Opinions of Tuesday, 30 August 2016

Columnist: Okoampa-Ahoofe, Kwame

Look here Tarzan, Akufo-Addo’s ride is not your business!

Dr. Charles Wereko-Brobby Dr. Charles Wereko-Brobby

By Kwame Okoampa-Ahoofe

I don’t know by what measure Dr. Charles Wereko-Brobby presumed to carp Nana Akufo-Addo for supposedly riding on the coattails of former President John Agyekum-Kufuor. But it well appears to me that the man who was summarily fired by the proverbial “Gentle Giant” for grossly mismanaging the Volta River Authority (VRA) as Chief Executive Officer is scandalously and, characteristically, shamelessly pursuing the illogic of double standards, for want of a better expression

(See “Akufo-Addo Must Not Ride On Kufuor’s Achievements – Tarzan” 3News.com 8/26/16).

Maybe this political hobgoblin or snake-in-the-grass (in Ghana, we often say “snake-under-grass”) ought to have heard President Kufuor himself commend Akufo-Addo, in the lead-up to Election 2012, for helping to expedite Ghana’s development of the communications industry and technology by introducing the first cellphone company, Novotel, into the country.

Then also, it is an open-secret that Nana Akufo-Addo has done far more and better, legally and legislatively, to advance free-speech rights, both in the media and Ghanaian society at large, than the man popularly called Tarzan can be credited for in critical sphere of the development of the energy industry in the country.

At the VRA, at Akosombo, for example, Dr.
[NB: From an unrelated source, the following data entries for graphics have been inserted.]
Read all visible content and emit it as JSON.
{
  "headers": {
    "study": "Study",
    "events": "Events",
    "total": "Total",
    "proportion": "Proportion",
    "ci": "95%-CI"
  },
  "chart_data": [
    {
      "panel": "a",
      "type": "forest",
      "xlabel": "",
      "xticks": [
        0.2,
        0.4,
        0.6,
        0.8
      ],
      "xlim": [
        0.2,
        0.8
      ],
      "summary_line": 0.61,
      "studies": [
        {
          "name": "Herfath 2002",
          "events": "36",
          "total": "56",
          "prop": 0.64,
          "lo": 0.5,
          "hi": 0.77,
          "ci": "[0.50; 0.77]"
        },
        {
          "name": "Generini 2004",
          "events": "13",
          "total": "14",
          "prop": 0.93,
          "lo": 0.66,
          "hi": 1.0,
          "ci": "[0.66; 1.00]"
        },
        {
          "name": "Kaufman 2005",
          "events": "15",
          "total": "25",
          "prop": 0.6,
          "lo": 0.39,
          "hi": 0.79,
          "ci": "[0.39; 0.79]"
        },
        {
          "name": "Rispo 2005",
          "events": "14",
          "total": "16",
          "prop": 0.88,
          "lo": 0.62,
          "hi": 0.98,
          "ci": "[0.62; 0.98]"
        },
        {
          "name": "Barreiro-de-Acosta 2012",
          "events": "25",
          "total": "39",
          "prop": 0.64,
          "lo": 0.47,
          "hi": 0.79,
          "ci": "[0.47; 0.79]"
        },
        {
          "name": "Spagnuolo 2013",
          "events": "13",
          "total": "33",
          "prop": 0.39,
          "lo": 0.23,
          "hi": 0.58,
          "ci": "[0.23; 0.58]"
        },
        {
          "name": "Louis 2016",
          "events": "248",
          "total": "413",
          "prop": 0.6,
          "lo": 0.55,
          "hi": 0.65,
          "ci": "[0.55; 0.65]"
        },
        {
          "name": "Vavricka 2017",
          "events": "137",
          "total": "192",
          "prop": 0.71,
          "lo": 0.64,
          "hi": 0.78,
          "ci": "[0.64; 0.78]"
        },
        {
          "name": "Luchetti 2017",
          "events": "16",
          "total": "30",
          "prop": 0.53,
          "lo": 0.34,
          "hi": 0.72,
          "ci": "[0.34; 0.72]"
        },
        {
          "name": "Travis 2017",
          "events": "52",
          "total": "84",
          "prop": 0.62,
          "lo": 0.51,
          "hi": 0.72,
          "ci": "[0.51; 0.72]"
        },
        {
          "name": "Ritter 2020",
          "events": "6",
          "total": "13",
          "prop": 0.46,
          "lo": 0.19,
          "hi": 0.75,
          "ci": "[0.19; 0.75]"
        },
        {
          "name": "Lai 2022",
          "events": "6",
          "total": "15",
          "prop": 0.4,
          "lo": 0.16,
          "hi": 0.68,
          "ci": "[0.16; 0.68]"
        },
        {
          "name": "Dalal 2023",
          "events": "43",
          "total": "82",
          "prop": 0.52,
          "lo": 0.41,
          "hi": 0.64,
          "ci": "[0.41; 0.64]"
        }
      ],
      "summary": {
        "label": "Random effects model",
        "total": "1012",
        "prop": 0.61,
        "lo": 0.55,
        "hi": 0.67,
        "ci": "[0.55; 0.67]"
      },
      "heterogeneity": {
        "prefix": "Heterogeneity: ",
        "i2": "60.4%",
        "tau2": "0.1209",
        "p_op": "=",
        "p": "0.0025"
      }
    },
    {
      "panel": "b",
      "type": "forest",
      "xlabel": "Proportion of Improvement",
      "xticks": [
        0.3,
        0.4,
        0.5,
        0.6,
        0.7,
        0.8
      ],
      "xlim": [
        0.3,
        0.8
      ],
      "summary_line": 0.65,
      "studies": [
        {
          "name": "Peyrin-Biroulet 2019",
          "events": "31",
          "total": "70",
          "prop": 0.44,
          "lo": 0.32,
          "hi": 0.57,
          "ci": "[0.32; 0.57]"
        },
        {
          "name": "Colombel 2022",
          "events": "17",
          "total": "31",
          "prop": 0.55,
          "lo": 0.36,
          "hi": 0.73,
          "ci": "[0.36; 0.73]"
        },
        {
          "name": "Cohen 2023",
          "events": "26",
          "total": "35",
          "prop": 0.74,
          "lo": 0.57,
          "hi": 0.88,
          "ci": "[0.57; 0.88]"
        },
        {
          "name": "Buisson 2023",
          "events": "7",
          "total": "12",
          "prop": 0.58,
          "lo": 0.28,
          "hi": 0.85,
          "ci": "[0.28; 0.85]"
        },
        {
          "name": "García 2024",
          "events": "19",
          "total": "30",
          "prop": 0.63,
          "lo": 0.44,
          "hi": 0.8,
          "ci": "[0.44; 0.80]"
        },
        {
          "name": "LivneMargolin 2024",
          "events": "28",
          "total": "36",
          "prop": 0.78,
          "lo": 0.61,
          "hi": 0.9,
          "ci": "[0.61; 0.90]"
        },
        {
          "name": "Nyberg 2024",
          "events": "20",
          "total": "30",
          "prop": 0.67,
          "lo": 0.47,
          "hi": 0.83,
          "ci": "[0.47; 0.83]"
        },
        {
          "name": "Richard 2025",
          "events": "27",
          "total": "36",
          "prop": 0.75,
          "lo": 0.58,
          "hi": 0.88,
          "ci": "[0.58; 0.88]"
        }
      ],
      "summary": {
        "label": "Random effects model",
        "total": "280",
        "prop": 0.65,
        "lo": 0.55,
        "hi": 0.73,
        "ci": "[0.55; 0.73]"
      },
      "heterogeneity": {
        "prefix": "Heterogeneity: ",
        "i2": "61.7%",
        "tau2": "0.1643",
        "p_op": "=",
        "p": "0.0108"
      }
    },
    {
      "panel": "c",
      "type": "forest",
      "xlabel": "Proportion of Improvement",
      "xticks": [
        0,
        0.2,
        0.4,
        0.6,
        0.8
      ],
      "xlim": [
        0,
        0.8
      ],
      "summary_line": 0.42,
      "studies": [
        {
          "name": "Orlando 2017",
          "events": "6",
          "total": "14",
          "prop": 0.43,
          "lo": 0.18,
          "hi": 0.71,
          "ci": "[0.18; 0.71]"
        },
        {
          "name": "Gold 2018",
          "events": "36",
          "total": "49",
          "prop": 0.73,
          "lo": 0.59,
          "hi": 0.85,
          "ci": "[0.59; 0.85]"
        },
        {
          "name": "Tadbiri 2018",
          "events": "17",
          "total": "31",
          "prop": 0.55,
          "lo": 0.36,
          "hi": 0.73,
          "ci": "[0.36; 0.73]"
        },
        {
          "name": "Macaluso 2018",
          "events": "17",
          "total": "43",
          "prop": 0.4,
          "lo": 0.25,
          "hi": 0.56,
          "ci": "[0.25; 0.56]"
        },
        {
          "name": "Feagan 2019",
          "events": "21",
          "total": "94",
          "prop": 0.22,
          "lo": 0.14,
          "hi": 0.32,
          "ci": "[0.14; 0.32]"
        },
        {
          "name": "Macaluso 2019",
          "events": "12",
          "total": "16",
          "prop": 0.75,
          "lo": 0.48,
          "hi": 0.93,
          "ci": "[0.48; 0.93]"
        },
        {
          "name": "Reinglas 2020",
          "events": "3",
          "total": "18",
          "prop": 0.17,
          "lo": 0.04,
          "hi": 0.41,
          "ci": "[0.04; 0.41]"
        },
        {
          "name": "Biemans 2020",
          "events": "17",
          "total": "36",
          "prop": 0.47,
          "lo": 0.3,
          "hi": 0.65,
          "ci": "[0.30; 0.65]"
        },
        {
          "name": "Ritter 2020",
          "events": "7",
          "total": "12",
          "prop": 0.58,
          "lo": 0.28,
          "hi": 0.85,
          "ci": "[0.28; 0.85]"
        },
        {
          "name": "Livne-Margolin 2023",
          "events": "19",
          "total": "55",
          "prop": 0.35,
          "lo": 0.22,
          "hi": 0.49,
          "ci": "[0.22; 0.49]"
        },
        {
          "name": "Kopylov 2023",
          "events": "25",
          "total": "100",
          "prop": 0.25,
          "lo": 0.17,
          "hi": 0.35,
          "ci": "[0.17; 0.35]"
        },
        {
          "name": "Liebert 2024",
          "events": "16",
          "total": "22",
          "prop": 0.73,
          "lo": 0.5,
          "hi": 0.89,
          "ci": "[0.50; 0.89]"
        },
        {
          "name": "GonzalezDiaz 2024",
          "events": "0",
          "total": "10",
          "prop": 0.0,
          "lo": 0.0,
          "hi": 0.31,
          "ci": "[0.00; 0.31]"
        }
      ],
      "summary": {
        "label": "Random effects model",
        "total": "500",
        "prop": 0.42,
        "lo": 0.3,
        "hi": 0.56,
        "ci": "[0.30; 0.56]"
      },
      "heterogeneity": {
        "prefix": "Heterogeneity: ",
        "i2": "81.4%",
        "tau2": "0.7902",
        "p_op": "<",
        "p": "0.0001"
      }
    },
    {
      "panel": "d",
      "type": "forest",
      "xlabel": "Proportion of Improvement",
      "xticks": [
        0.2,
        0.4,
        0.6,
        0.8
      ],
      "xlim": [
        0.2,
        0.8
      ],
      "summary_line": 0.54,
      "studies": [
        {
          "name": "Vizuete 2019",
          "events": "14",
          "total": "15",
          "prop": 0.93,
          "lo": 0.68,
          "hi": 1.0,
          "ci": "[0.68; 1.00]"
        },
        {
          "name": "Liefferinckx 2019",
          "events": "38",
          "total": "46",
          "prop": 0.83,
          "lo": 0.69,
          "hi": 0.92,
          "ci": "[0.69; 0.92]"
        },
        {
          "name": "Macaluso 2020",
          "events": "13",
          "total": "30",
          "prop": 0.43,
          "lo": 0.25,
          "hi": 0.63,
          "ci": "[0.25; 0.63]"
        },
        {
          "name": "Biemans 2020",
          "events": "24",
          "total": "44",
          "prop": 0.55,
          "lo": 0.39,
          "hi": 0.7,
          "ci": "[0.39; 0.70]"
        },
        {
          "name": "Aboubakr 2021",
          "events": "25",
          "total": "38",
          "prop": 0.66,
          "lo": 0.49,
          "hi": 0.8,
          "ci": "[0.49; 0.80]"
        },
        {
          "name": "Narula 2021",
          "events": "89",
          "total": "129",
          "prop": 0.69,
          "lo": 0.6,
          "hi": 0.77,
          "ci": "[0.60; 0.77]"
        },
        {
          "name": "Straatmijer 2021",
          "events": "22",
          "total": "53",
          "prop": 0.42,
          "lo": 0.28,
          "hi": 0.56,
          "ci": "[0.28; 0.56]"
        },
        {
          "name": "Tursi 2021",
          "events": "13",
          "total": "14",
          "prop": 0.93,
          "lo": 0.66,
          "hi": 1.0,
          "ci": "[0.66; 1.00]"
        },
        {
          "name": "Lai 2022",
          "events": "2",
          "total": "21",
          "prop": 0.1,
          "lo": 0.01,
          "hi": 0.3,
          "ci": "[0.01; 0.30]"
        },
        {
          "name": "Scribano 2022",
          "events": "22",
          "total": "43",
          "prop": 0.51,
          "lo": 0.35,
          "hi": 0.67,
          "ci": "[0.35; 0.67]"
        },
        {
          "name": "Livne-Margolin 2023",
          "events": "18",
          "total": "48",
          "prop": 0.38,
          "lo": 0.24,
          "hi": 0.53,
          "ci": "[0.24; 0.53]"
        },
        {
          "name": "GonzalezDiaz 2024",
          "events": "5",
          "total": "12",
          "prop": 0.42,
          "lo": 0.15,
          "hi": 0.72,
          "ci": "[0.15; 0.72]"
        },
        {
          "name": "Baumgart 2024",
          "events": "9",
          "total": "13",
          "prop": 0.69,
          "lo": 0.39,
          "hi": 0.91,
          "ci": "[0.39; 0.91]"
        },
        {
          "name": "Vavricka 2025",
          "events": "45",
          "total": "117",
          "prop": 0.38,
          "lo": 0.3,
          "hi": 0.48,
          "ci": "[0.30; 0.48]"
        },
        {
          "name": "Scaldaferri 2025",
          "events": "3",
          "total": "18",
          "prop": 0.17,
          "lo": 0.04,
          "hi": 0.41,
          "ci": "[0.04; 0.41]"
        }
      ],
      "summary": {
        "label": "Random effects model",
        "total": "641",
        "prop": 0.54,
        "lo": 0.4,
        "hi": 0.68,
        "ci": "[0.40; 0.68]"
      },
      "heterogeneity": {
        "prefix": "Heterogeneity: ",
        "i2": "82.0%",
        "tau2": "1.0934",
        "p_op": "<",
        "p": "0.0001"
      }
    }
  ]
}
Wereko-Brobby was notorious for having spent a sizeable chunk of the Authority’s budget in renovating, refurnishing and decorating his CEO’s bungalow, while diligent workers went without their paychecks for weeks and months on end.

In other words, the so-called Chief Policy Analyst of the Ghana Institute for Public Policy Options (GIPPO) clearly lacks the professional expertise and credibility needed to presume to collar Ghana’s former Attorney-General and Minister of Justice on whose political and/or administrative legacy to latch onto as part of his electioneering campaign platform in the lead-up to the 2016 presidential election.

After all, who said that President Kufuor was a political phoenix, in Shakespearean parlance, who auto-generated himself? To be certain, in nearly every one of his electioneering campaign tours around the country, Mr. Kufuor had absolutely no qualms invoking and celebrating the achievements and legacies of the seminal leaders of his ideological camp or suasion, namely, Drs. J. B. Danquah and K. A. Busia and, of course, Mr. S. D. Dombo.

And so why does Tarzan expect the protocol to be any different for Akufo-Addo? Couple the foregoing with the incontrovertible fact that the three-time presidential nominee of the New Patriotic Party (NPP) was a key player in the Kufuor administration in ways that cannot be said of Dr. Wereko-Brobby, and it readily becomes clear that much of his criticisms of Akufo-Addo emanates from sheer envy and malice.

But, of course, anybody who has been observing our national political landscape for any remarkable temporal span has absolutely no problem recognizing the stark fact that Tarzan is no political and/or professional peer, or classmate, of Nana Akufo-Addo’s.

Indeed, if Dr. Wereko-Brobby sincerely believes that President Mahama has notched enormous achievements in our national culture and politics that ought not to be challenged or questioned, by all means, the long-suspended NDC mole of the New Patriotic Party is entitled to such opinions.

What he is not entitled to is the imperious right to dictate the issue of whether President Mahama’s self-proclaimed or purported achievements ought to be poignantly challenged or applauded.

This is the sort of noble democratic cultural ideal which Nana Akufo-Addo has spent most of his adult life helping to cultivate in the country, which arm-chair socialists like Dr. Wereko-Brobby have a hard time understanding and appreciating.